Analogamente a quanto proclamato lo scorso anno, quando decise di scaricare su Regioni e comuni un classico taglio lineare dopo aver magnificato le virtù della spending review, ed essersi liberato del “tecnocrate” che suggeriva il menù di tagli alla politica, Matteo Renzi quest’anno rilancia pesantemente una delle sue tante scommesse, destinate ad innalzare la probabilità di rovina nella partita che questo paese sta giocando con sé stesso.
Le Regioni lanciano il grido di dolore, sostenendo di non essere in grado di sopravvivere a fronte dei tagli previsti dalla legge di Stabilità 2016, soprattutto in Sanità, e soprattutto di quelli previsti per il triennio 2017-2019? Renzi rilancia il tema dello “spreco”, e si esibisce in una delle sue prove dialettico-muscolari che spesso scadono nell’atteggiamento da bulletto di periferia. Che c’è dietro questa posizione del premier? Intanto, questa assertività pare aver spostato l’asse strategico del rapporto con gli enti territoriali dall’esigenza di introdurre i costi standard ad una forma di “responsabilizzazione ruvida” degli enti medesimi: “sprecate troppo, arrangiatevi con tagli di spesa e non azzardatevi a recuperare risorse con nuove tasse, vanificando i tagli di tasse del mio governo”. Ora, i tagli di tasse del suo governo sono assai poco reali ma non è questo il punto.

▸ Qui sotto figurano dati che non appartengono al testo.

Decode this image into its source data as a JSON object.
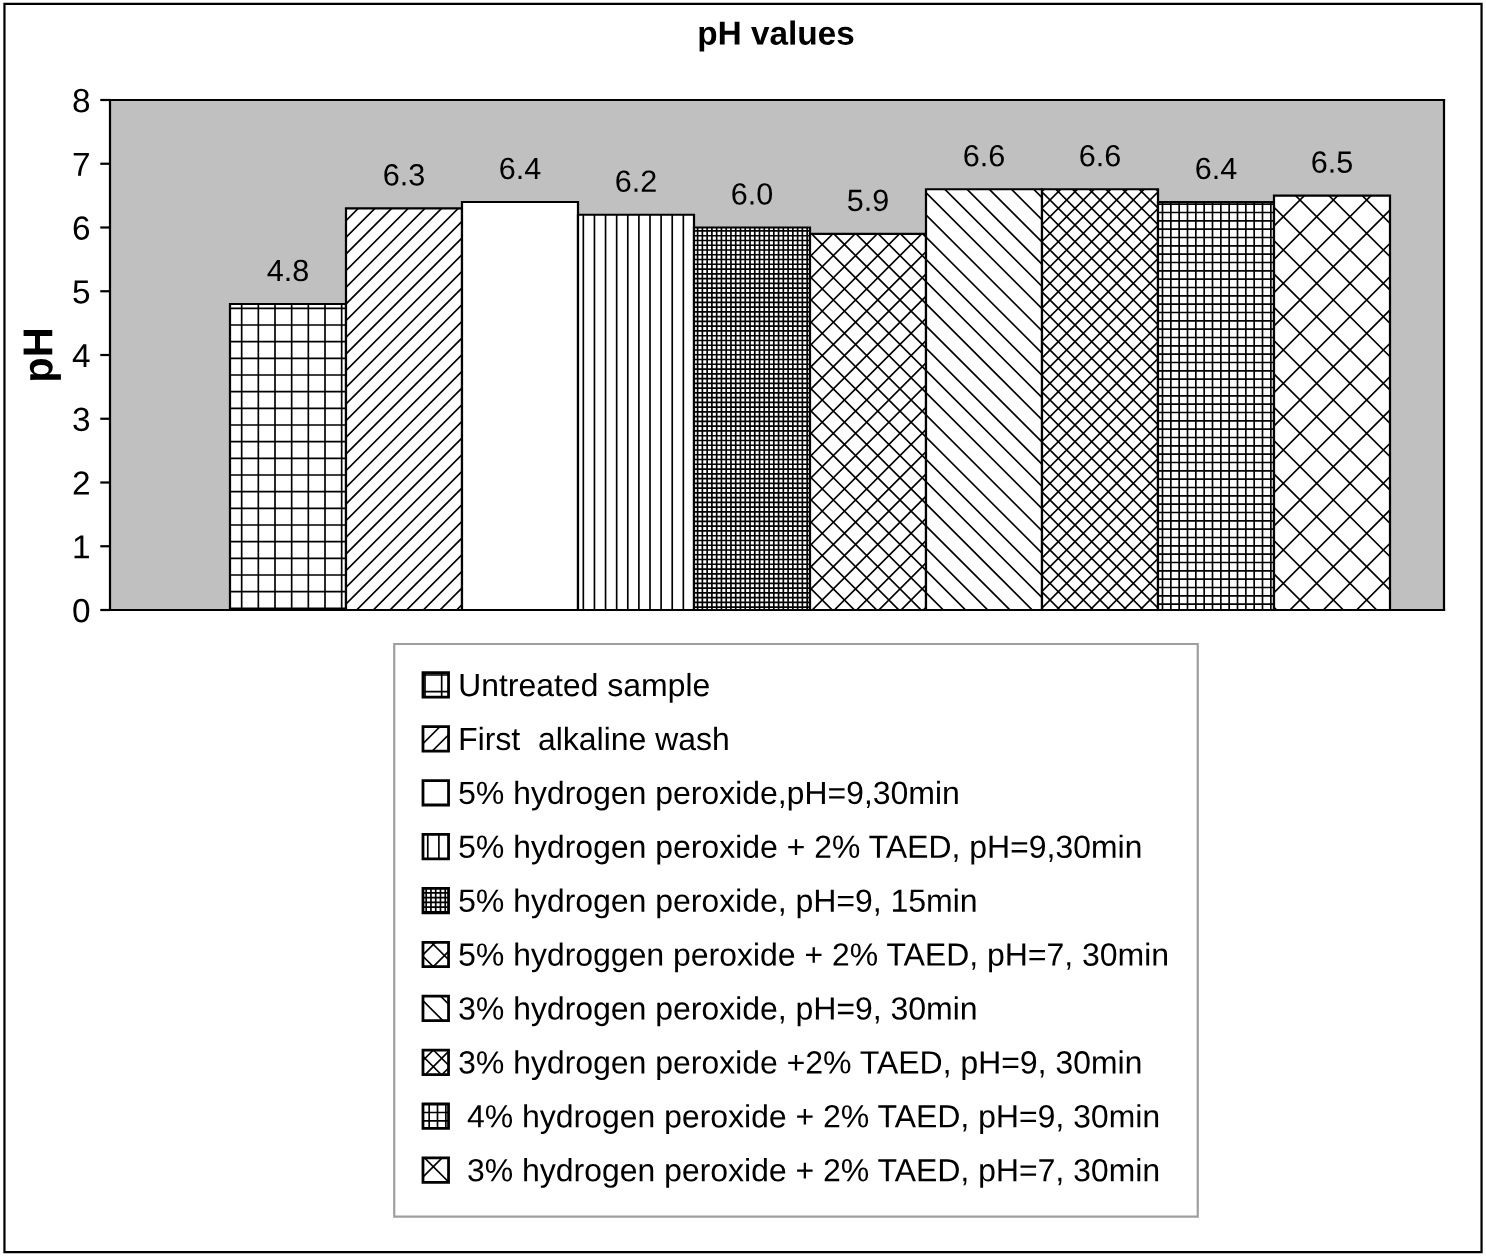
{
  "chart_data": {
    "type": "bar",
    "title": "pH values",
    "ylabel": "pH",
    "categories": [
      null
    ],
    "series": [
      {
        "name": "Untreated sample",
        "color": "#000000",
        "values": [
          4.8
        ]
      },
      {
        "name": "First  alkaline wash",
        "color": "#000000",
        "values": [
          6.3
        ]
      },
      {
        "name": "5% hydrogen peroxide,pH=9,30min",
        "color": "#ffffff",
        "values": [
          6.4
        ]
      },
      {
        "name": "5% hydrogen peroxide + 2% TAED, pH=9,30min",
        "color": "#000000",
        "values": [
          6.2
        ]
      },
      {
        "name": "5% hydrogen peroxide, pH=9, 15min",
        "color": "#000000",
        "values": [
          6.0
        ]
      },
      {
        "name": "5% hydroggen peroxide + 2% TAED, pH=7, 30min",
        "color": "#000000",
        "values": [
          5.9
        ]
      },
      {
        "name": "3% hydrogen peroxide, pH=9, 30min",
        "color": "#000000",
        "values": [
          6.6
        ]
      },
      {
        "name": "3% hydrogen peroxide +2% TAED, pH=9, 30min",
        "color": "#000000",
        "values": [
          6.6
        ]
      },
      {
        "name": " 4% hydrogen peroxide + 2% TAED, pH=9, 30min",
        "color": "#000000",
        "values": [
          6.4
        ]
      },
      {
        "name": " 3% hydrogen peroxide + 2% TAED, pH=7, 30min",
        "color": "#000000",
        "values": [
          6.5
        ]
      }
    ],
    "ylim": [
      0,
      8
    ],
    "yticks": [
      0,
      1,
      2,
      3,
      4,
      5,
      6,
      7,
      8
    ],
    "value_labels": [
      "4.8",
      "6.3",
      "6.4",
      "6.2",
      "6.0",
      "5.9",
      "6.6",
      "6.6",
      "6.4",
      "6.5"
    ],
    "grid": false,
    "legend": "bottom"
  }
}
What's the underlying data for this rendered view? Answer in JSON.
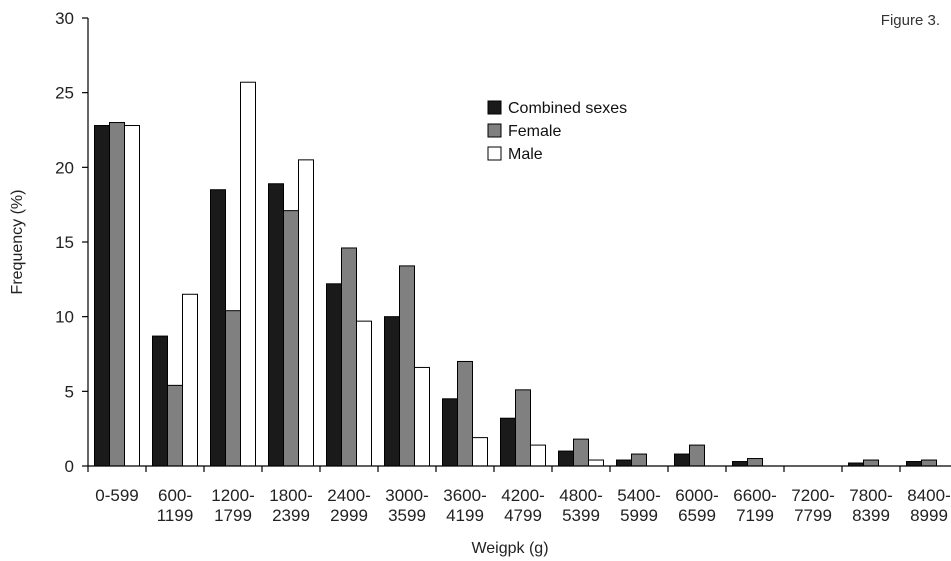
{
  "figure_label": "Figure 3.",
  "chart_data": {
    "type": "bar",
    "title": "",
    "xlabel": "Weigpk (g)",
    "ylabel": "Frequency (%)",
    "ylim": [
      0,
      30
    ],
    "yticks": [
      0,
      5,
      10,
      15,
      20,
      25,
      30
    ],
    "grid": false,
    "legend_position": "top-center",
    "categories": [
      [
        "0-599",
        ""
      ],
      [
        "600-",
        "1199"
      ],
      [
        "1200-",
        "1799"
      ],
      [
        "1800-",
        "2399"
      ],
      [
        "2400-",
        "2999"
      ],
      [
        "3000-",
        "3599"
      ],
      [
        "3600-",
        "4199"
      ],
      [
        "4200-",
        "4799"
      ],
      [
        "4800-",
        "5399"
      ],
      [
        "5400-",
        "5999"
      ],
      [
        "6000-",
        "6599"
      ],
      [
        "6600-",
        "7199"
      ],
      [
        "7200-",
        "7799"
      ],
      [
        "7800-",
        "8399"
      ],
      [
        "8400-",
        "8999"
      ]
    ],
    "series": [
      {
        "name": "Combined sexes",
        "color": "#1a1a1a",
        "values": [
          22.8,
          8.7,
          18.5,
          18.9,
          12.2,
          10.0,
          4.5,
          3.2,
          1.0,
          0.4,
          0.8,
          0.3,
          0.0,
          0.2,
          0.3
        ]
      },
      {
        "name": "Female",
        "color": "#808080",
        "values": [
          23.0,
          5.4,
          10.4,
          17.1,
          14.6,
          13.4,
          7.0,
          5.1,
          1.8,
          0.8,
          1.4,
          0.5,
          0.0,
          0.4,
          0.4
        ]
      },
      {
        "name": "Male",
        "color": "#ffffff",
        "values": [
          22.8,
          11.5,
          25.7,
          20.5,
          9.7,
          6.6,
          1.9,
          1.4,
          0.4,
          0.0,
          0.0,
          0.0,
          0.0,
          0.0,
          0.0
        ]
      }
    ]
  }
}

Per caso Renzi sta perseguendo una condotta del tipo “affamiamo la Bestia regionale”? Se così fosse, sarebbe un interessante esperimento, anche riguardo alle ricadute in termini di consenso per il suo partito, che governa la maggioranza del territorio regionale italiano. Non si vuole qui difendere le Regioni, sia chiaro: è verosimile che aree di spreco vi siano, anche se generalizzare è sempre pericoloso. Ma occorre chiedersi se ed a che punto siamo ormai prossimi al punto di rottura della sostenibilità economico-finanziaria dei governi regionali. Ad esempio, siamo davvero prossimi al dissesto, all’impatto negativo sull’attesa di vita causato dalla erosione dei livelli essenziali di assistenza sanitaria? Siamo davvero prossimi al collasso del sistema di trasporto pubblico locale? Esiste una effettiva ridondanza degli organici della burocrazia regionale? Se sì, quanti licenziamenti servirebbero? Comprimendo ulteriormente la spesa riusciremo ad indurre la rinascita delle Regioni, anche e soprattutto attraverso la loro “moralizzazione” oppure arriveremo all’implosione del paese? In sintesi estrema: siamo davvero al limite di comprimibilità della spesa pubblica locale?
Al netto delle drammatizzazioni, è ormai chiaro che Renzi sta correndo verso la resa dei conti con il sistema Italia. Non si può continuare a rinviare nel tempo l’aggiustamento di finanza pubblica: le clausole di salvaguardia gonfiano il tappeto sotto cui sono spinte, sino al momento in cui franano addosso al paese. Se il futuro italiano è un crac di finanza pubblica, o il cambiamento del modello sociale, con gli ovvii traumi che da esso conseguiranno, l’azione di Renzi potrà accelerarne gli esiti, anche se in modo inconsapevole ed involontario. Oppure, assai più banalmente, Renzi è solo il predestinato all’appuntamento col destino di questo sciagurato paese.